Challenges regarding legal, ethical and the ability of this genomic research to translate into clinical utility are also addressed in a selection of news and opinion articles. The once fantastical notion that any person can walk into a doctor’s office with his or her genome on a hard drive, appears more and more of a reality. We cannot predict everything that will happen next, but we can be prepared Citation[4].

Conclusions

Risk stratification is considered a major clinical utility for both targeted screening of the population and personalized preventive intervention in individual persons. However, at present, such a personalized strategic management for reducing the incidence of gastric cancer is unrealistic. A first step toward a person’s risk prediction has been taken with the discovery of the CDH1 gene. Individuals with heritable mutations in this major familial predisposition gene face a very high lifetime risk of diffuse gastric cancer and benefit from prophylactic total gastrectomy rather than gastroscopic screening. But familial CDH1 cancer accounts for only 1–3% of gastric cancer patients.

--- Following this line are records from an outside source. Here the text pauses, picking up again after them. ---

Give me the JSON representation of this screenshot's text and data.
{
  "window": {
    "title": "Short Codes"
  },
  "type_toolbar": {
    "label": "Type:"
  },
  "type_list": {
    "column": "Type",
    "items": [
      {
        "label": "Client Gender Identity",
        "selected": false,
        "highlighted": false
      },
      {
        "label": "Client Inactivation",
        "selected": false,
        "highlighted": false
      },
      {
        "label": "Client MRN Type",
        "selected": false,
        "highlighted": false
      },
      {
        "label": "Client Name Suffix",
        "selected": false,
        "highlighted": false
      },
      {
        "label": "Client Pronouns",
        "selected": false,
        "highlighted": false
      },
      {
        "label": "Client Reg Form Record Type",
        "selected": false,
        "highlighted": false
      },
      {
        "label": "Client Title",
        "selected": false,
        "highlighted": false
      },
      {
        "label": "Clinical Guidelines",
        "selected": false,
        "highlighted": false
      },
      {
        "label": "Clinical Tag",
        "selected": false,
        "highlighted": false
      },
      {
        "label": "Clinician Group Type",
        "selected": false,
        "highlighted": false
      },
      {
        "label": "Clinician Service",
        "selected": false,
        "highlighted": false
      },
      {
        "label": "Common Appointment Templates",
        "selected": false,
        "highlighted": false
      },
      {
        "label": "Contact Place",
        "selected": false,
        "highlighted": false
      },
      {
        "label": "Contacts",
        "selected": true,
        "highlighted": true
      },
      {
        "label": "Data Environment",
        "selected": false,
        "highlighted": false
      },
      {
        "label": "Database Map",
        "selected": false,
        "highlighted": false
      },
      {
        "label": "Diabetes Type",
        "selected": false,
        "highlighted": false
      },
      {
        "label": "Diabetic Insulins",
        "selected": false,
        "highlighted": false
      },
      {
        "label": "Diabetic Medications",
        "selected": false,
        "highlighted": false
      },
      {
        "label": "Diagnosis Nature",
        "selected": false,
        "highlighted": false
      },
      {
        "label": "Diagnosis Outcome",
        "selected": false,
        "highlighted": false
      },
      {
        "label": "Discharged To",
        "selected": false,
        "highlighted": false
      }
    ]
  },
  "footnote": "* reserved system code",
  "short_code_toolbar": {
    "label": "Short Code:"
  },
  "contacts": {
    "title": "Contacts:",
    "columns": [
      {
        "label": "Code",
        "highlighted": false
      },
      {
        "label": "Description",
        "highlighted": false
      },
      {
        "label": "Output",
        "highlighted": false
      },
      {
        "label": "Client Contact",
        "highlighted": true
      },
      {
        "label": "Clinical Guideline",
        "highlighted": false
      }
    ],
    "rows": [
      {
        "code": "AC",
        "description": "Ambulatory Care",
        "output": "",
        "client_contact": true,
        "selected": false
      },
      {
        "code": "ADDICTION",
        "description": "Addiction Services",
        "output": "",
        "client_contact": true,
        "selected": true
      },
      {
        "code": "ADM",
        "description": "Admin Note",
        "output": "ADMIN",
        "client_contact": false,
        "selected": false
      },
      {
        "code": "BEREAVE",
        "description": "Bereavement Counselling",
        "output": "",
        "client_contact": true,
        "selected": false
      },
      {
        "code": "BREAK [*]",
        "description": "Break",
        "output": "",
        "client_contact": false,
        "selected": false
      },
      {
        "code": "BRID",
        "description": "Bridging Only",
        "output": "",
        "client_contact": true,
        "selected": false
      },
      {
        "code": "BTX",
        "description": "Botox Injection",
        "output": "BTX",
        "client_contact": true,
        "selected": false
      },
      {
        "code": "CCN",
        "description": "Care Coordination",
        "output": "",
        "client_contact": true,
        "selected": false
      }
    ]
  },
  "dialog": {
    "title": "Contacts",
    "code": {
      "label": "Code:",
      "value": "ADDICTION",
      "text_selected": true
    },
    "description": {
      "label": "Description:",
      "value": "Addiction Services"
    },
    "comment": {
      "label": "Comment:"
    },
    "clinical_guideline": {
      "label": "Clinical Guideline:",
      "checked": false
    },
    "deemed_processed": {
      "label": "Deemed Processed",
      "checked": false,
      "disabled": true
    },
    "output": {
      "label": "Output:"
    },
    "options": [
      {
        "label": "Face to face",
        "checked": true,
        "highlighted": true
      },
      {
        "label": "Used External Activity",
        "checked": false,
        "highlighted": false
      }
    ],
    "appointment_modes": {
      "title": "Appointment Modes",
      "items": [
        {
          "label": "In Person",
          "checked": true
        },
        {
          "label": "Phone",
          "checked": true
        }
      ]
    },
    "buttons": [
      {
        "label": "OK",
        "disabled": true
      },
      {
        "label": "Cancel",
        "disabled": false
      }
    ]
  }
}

What are the perspectives in the prevention of the vast majority of the remaining patients? New GWAS using modern genotyping platforms with over 1 million SNPs/CNVs will identify a large number of low-risk alleles.

If there is another gene with large risk effects such as CDH1, for example for intestinal gastric cancer, it can be identified by GWAS with important clinical application. The next challenge is how to assess complex interactions between gene–gene and gene–H. pylori–dietary factors. Several sophisticated data analysis and statistical models are proposed but there is no standard approach. Finally, large-scale, prospective, population-based studies recording all classic clinicopathologic factors and new genetic factors identified by GWAS, may lead to risk-assessment, targeted screening of the population and personalized prevention.

Whether and when sophisticate algorithms combining genetic and environmental data analysis will be able to predict both a person’s risk of cancer or other common complex disorders such as cardiovascular disease and response to a given lifestyle modification or preventive intervention is difficult to predict. It is a subjective, rather than objective thought of an individual scientist’s biologically optimistic or pessimistic nature.

Table 1. Personal genomics, complex models for assessing interactions and challenges in designing large-scale prevention clinical trials.

Financial & competing interests disclosure

The author has no relevant affiliations or financial involvement with any organization or entity with a financial interest in or financial conflict with the subject matter or materials discussed in the manuscript. This includes employment, consultancies, honoraria, stock ownership or options, expert testimony, grants or patents received or pending, or royalties.

No writing assistance was utilized in the production of this manuscript.